Aliyu Othman, Abuja

Recently three African Countries, South Africa, Burundi and the Gambia announced their withdrawal from the International Criminal Court (ICC). That action was in apparent response to alleged denigrating treatment of African countries by the Court. They believe that affairs of the Court are skewed in favour of countries from other regions.

Relationship between African nations and the ICC has not been cordial in recent years as a result of the perceived discrimination in the Court’s treatment of cases involving African leaders.

African countries have in the past used various means to alert the ICC to rise to its responsibilities, especially now that, Ms. Fatou Bensouda from the Gambia is ICC Chief Prosecutor at The Hague.

The office of the prosecutor acts as an independent body responsible for the investigation of cases of genocide, crimes against humanity as well as war crimes committed anywhere in the world. The office is also among other things responsible for the prosecution of individuals who were allegedly identified as responsible for those crimes committed in a given country or region.

Under article 13 of the Rome Statute, there are three ways the exercise of the ICC jurisdiction can be triggered where crimes appeared to have been committed by a member nation.

It can be in a situation where any state party of the Rome statute request the Prosecutor to carry out investigation like in the case of the governments of Democratic Republic of Congo and Uganda in 2004. Also, Central African Republic where the case was referred same Year 2004 but the investigations opened in May 2007 and Mali’s case of alleged war crimes reported to ICC in 2012 and investigations opened in 2013.

These countries ratified the Rome Statute: Mali in 2000, Central African Republic 2001 while Uganda and Democratic Republic of Congo were in 2004.

The United Nations Security Council may also refer a situation to the ICC prosecutor as in the Darfur region of Sudan through resolution 1593 of 2005 that led to the arrest warrant issued by the ICC on President Omar Al-Bashir despite the fact that Sudan is not a signatory to the Rome statute. The law provides that UN referrals may give the court jurisdiction over state not party to the Rome protocol like Sudan.
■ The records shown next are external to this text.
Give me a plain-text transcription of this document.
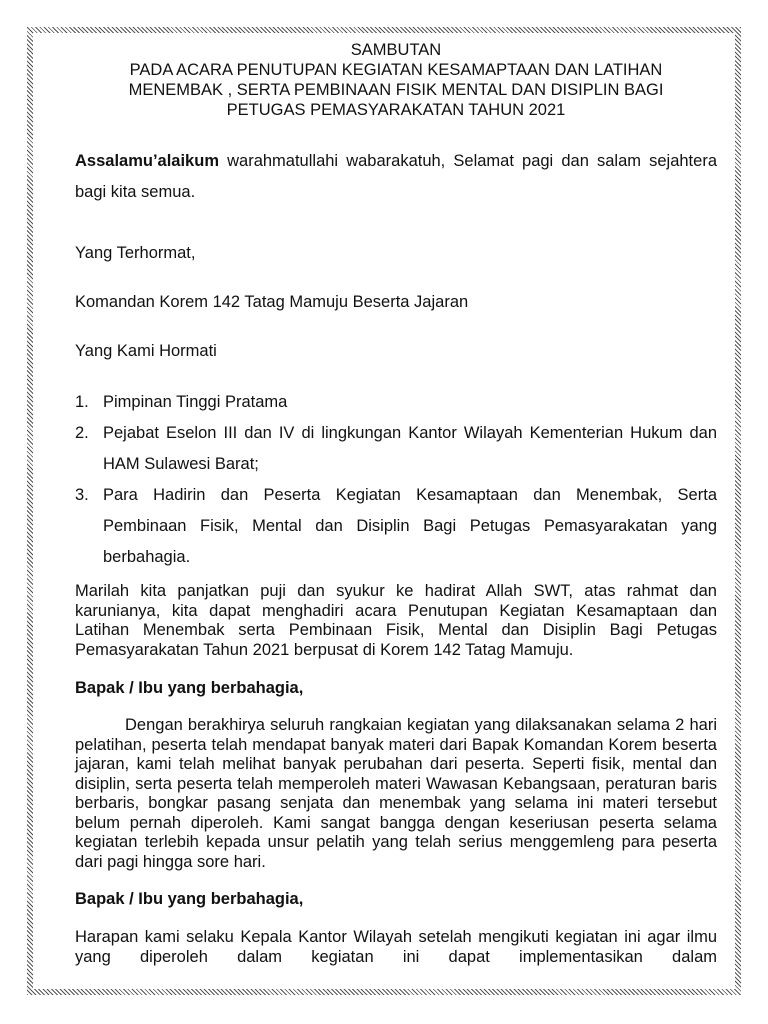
SAMBUTAN
PADA ACARA PENUTUPAN KEGIATAN KESAMAPTAAN DAN LATIHAN
MENEMBAK , SERTA PEMBINAAN FISIK MENTAL DAN DISIPLIN BAGI
PETUGAS PEMASYARAKATAN TAHUN 2021

Assalamu’alaikum warahmatullahi wabarakatuh, Selamat pagi dan salam sejahtera bagi kita semua.

Yang Terhormat,

Komandan Korem 142 Tatag Mamuju Beserta Jajaran

Yang Kami Hormati

1. Pimpinan Tinggi Pratama
2. Pejabat Eselon III dan IV di lingkungan Kantor Wilayah Kementerian Hukum dan HAM Sulawesi Barat;
3. Para Hadirin dan Peserta Kegiatan Kesamaptaan dan Menembak, Serta Pembinaan Fisik, Mental dan Disiplin Bagi Petugas Pemasyarakatan yang berbahagia.

Marilah kita panjatkan puji dan syukur ke hadirat Allah SWT, atas rahmat dan karunianya, kita dapat menghadiri acara Penutupan Kegiatan Kesamaptaan dan Latihan Menembak serta Pembinaan Fisik, Mental dan Disiplin Bagi Petugas Pemasyarakatan Tahun 2021 berpusat di Korem 142 Tatag Mamuju.

Bapak / Ibu yang berbahagia,

Dengan berakhirya seluruh rangkaian kegiatan yang dilaksanakan selama 2 hari pelatihan, peserta telah mendapat banyak materi dari Bapak Komandan Korem beserta jajaran, kami telah melihat banyak perubahan dari peserta. Seperti fisik, mental dan disiplin, serta peserta telah memperoleh materi Wawasan Kebangsaan, peraturan baris berbaris, bongkar pasang senjata dan menembak yang selama ini materi tersebut belum pernah diperoleh. Kami sangat bangga dengan keseriusan peserta selama kegiatan terlebih kepada unsur pelatih yang telah serius menggemleng para peserta dari pagi hingga sore hari.

Bapak / Ibu yang berbahagia,

Harapan kami selaku Kepala Kantor Wilayah setelah mengikuti kegiatan ini agar ilmu yang diperoleh dalam kegiatan ini dapat implementasikan dalam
In another instance, the ICC may also initiate investigations after securing the authorization of the judges, as in the case of Kenya brought in 2010 after it ratified the statute in 2005, where President Uhuru Kenyatta was accused of crimes against humanity before assuming office. The case was terminated and the summons to appear vacated in March 2015.

The case in Ivory Coast where former President Laurent Gbagbo is still facing charges on crimes against humanity and in Georgia, a case of war crimes against humanity in the context of international armed conflict brought in January this year are still some classical cases initiated by the ICC.

Of all the countries facing investigations, 34 are from Africa, 19 from Asia and the Pacific, Eastern Europe also has 19 while Latin America has 28.  The Caribbean, Western Europe and North America have 25.

The wars and criminalities perpetrated in Africa by, or in collaboration with some western interests were allegedly planned with the hope to retain African nations as dependent on them as much as possible all the time.

It is expected that leading African nations like Nigeria, Egypt and Ghana will find a middle way out of Africa’s problem with the ICC by setting up a contact committee of eminent persons using the instruments of the African Union or the United Nations.

Despite the African Union resolution on Africa to boycott the criminal court and the immediate action taken by some nations, there is still hope that Africa and indeed other parts of the world will stand in defence of the truth.

It is hoped that the global community would intervene and prevail on the ICC to be impartial and treat cases on their merit, especially classical ones like the Libya, Iraq and Syria wars already backed with confessions.

It will be good for ICC to adopt new approach in dealing with the 124 member nations on equal bases especially in the cases instituted by itself compared to those initiated by the UN Security Council or member nations.

The ICC should be able to review its stand against Africa based on actions in recent years by its leaders at improving human rights records and end wars and crimes.

There must be a new approach that will end the deliberate target against African leaders by the ICC. It is only when such is done that the confidence of African countries such as Burundi, South Africa and the Gambia who have decided to quit the ICC will be restored and discourage other African countries from following in their footsteps, thereby eroding the credibility of the court before the eye of the world.